- Location within Athens municipality
- Coordinates: 38°1′49″N 23°44′33″E﻿ / ﻿38.03028°N 23.74250°E
- Country: Greece
- Region: Attica
- City: Athens
- Postal code: 111 42, 111 43, 111 44, 111 46
- Area code: 210
- Website: www.cityofathens.gr

= Rizoupoli =

Rizoupoli (Ριζούπολη /el/) is a neighborhood of Athens, Greece. It is the northernmost neighborhood of Athens along with the small district Probonas. The district is located between Patissia, another Athenian neighborhood, and nearby town of Nea Filadelfeia and is home to the Georgios Kamaras Stadium.

==History==
Rizoupoli is named after Ioannis Rizopoulos, a businessman and land developer of the early 20th century.

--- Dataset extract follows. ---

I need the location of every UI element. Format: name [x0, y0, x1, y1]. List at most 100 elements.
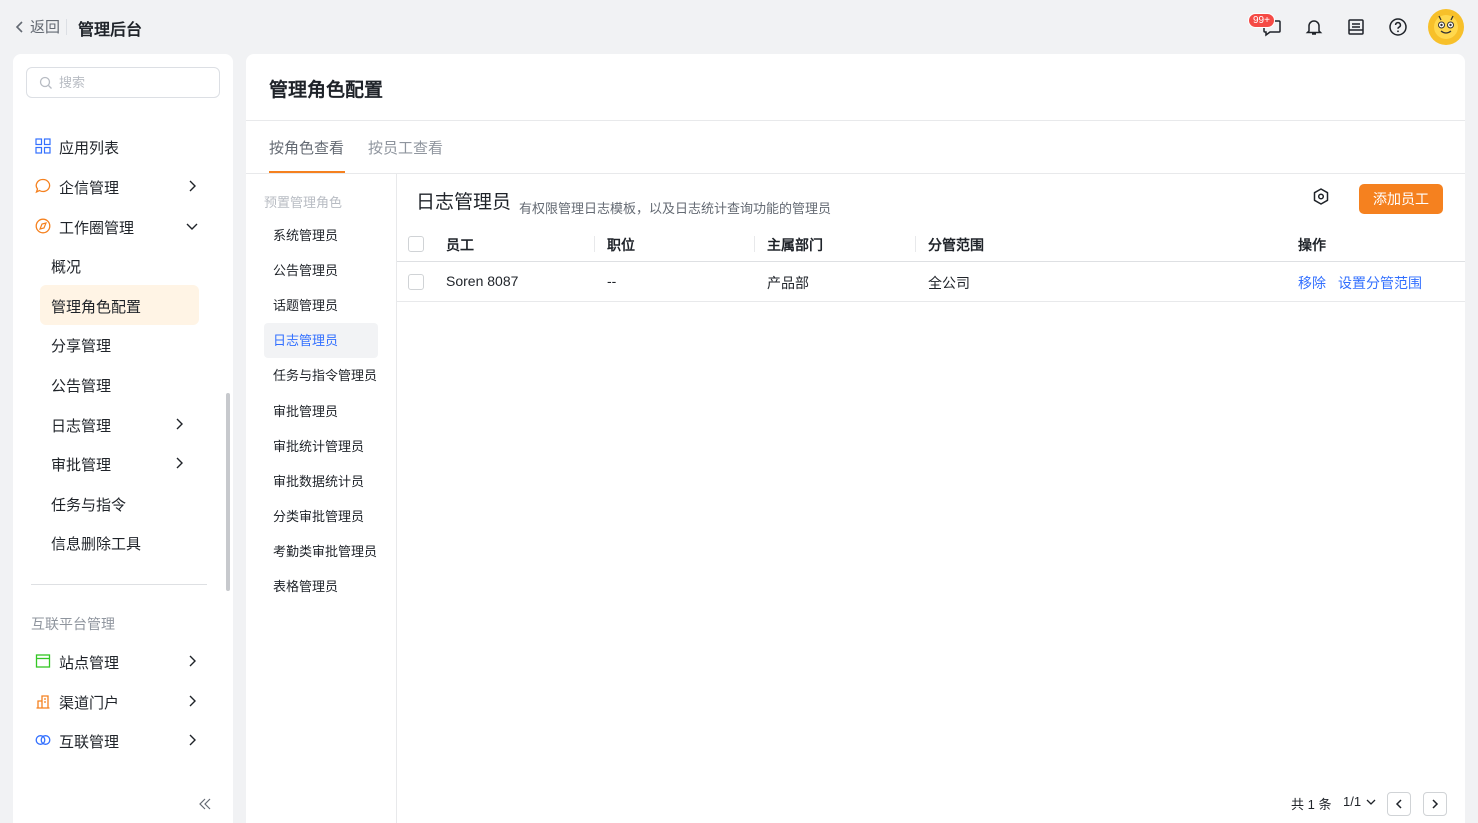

Rizopoulos's historic mansion stood in the area until 2002, when the Greek government agreed for its demolition. After the Asia Minor Catastrophe many refugees from Ionia and other places of Asia Minor settled in Rizoupoli. In 1948, the football stadium of Rizoupoli was built and became the home stadium of Apollon Smyrnis, a historic club founded in Smyrni in 1891.

==Places of interest==
A big cave with an area of 2,500 m^{2} is located in Rizoupoli. It is called Profitis Ilias. In the interior the cave, remains dating from the stone age (5.000 B.C.) have been found.